After breaking the triangle and the significant level of $92,389, the price reached the ascending trend line from November 5. This line acted as support for the entire rise until November 17, and now it is resistance.

As long as this resistance is not broken, it is too early to speak of a continuation of the bull run; the price is still in the range we mentioned. It has simply raised the level of the upper boundary of the range. Additionally, let’s remember that even if this local range is broken and the price goes even higher, there is a high probability that the high set by the current weekly candle will become the high for the upcoming weeks. The price will still be in a range, but on a larger scale. To break this scenario, the asset needs to go above $100,000 already this week or next week.

Currently, the asset has received a reaction from sellers at the trend line from November 5, and there are signals of a potential high on the 30-minute timeframe.

#BTC is correcting, it has returned to test the significant level of $92,389 and the upper part of the broken triangle as support. So far, unsuccessfully.

At the 15-minute timeframe, the asset already has a potential low, and if the signal works out and provides a rebound above the broken supports, it is a chance for a successful retest. For now, at this timeframe, the price has returned to a stable downtrend, which is a negative for growth prospects.

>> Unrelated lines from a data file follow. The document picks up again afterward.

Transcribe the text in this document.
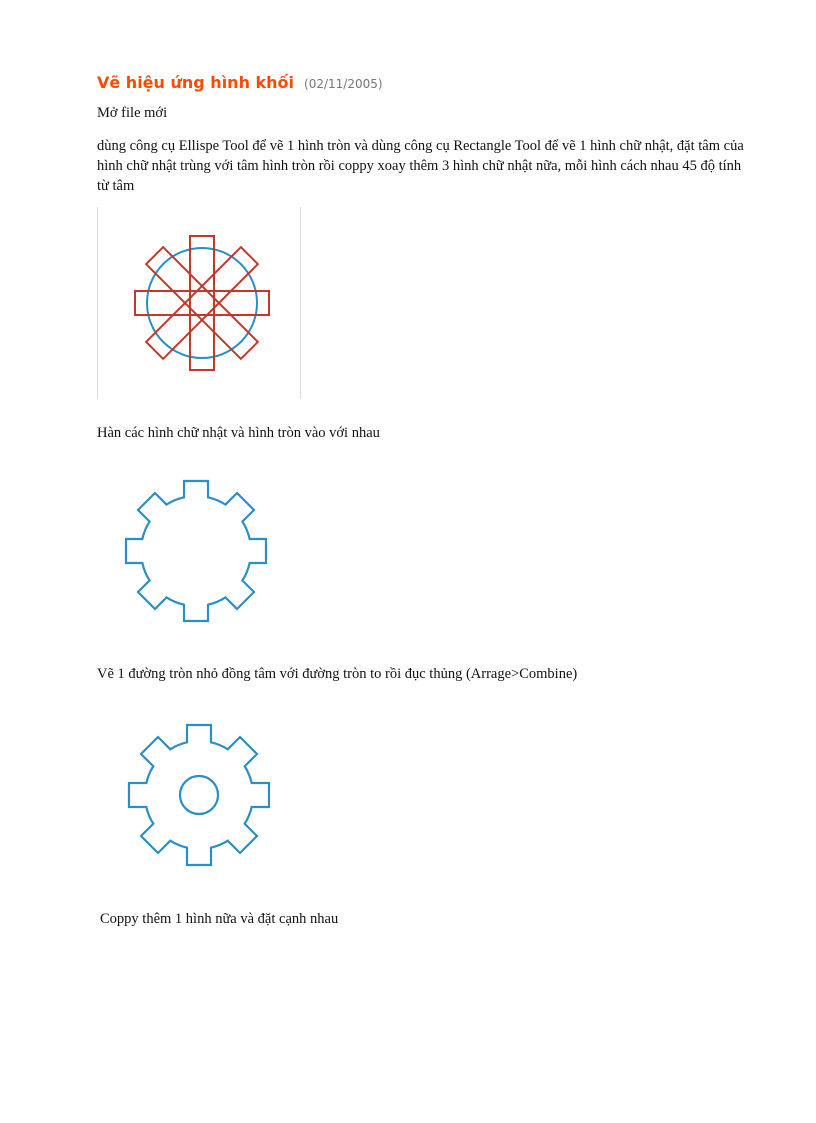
Vẽ hiệu ứng hình khối (02/11/2005)

Mở file mới

dùng công cụ Ellispe Tool để vẽ 1 hình tròn và dùng công cụ Rectangle Tool để vẽ 1 hình chữ nhật, đặt tâm của hình chữ nhật trùng với tâm hình tròn rồi coppy xoay thêm 3 hình chữ nhật nữa, mỗi hình cách nhau 45 độ tính từ tâm

Hàn các hình chữ nhật và hình tròn vào với nhau

Vẽ 1 đường tròn nhỏ đồng tâm với đường tròn to rồi đục thủng (Arrage>Combine)

Coppy thêm 1 hình nữa và đặt cạnh nhau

However, in recent days, the targets of this signal either partially fulfill or do not fulfill at all. The strength of buyers remains.

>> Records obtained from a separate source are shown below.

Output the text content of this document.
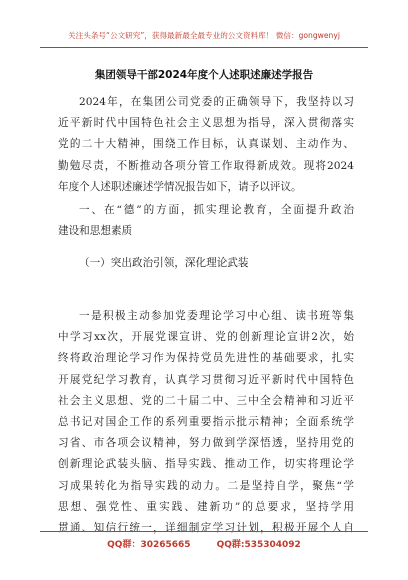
关注头条号“公文研究”，获得最新最全最专业的公文资料库！ 微信：gongwenyj
集团领导干部2024年度个人述职述廉述学报告
2024年，在集团公司党委的正确领导下，我坚持以习
近平新时代中国特色社会主义思想为指导，深入贯彻落实
党的二十大精神，围绕工作目标，认真谋划、主动作为、
勤勉尽责，不断推动各项分管工作取得新成效。现将2024
年度个人述职述廉述学情况报告如下，请予以评议。
一、在“德”的方面，抓实理论教育，全面提升政治
建设和思想素质
（一）突出政治引领，深化理论武装
一是积极主动参加党委理论学习中心组、读书班等集
中学习xx次，开展党课宣讲、党的创新理论宣讲2次，始
终将政治理论学习作为保持党员先进性的基础要求，扎实
开展党纪学习教育，认真学习贯彻习近平新时代中国特色
社会主义思想、党的二十届二中、三中全会精神和习近平
总书记对国企工作的系列重要指示批示精神；全面系统学
习省、市各项会议精神，努力做到学深悟透，坚持用党的
创新理论武装头脑、指导实践、推动工作，切实将理论学
习成果转化为指导实践的动力。二是坚持自学，聚焦“学
思想、强党性、重实践、建新功”的总要求，坚持学用
贯通、知信行统一，详细制定学习计划，积极开展个人自
QQ群：30265665	QQ群:535304092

If the price can break the trend line from November 5 on the second attempt, the nearest targets for momentum will be $94,814 and $95,920. These levels are the extremes in the cluster of additional targets according to our indicator.

Such clusters perform well historically. They often work out with momentum.

Growth to $95,000-$96,000 in this case will be the basic scenario. Bolder targets include the area of $97,591 and $98,033. Growth above that is already abnormal zones for the asset right now (which is not such a problem for a bull run). $100,000 is already so close. But even in the case of its test, many traders and investors like to place orders at round numbers. Plus, the significance of this target, which has been awaited for four years. The probability of correction from it is very high.

It is important how today’s candle closes - above or below the level of $92,389 and the upper part of the triangle. If below, one can expect a continuation of the decline - another test of the levels $90,661 and $89,365. Also, the nearest important EMA - EMA 50 of the four-hour timeframe (currently at $88,605). If above, the expectation of growth remains.

The situation is currently defined by the level of $92,389.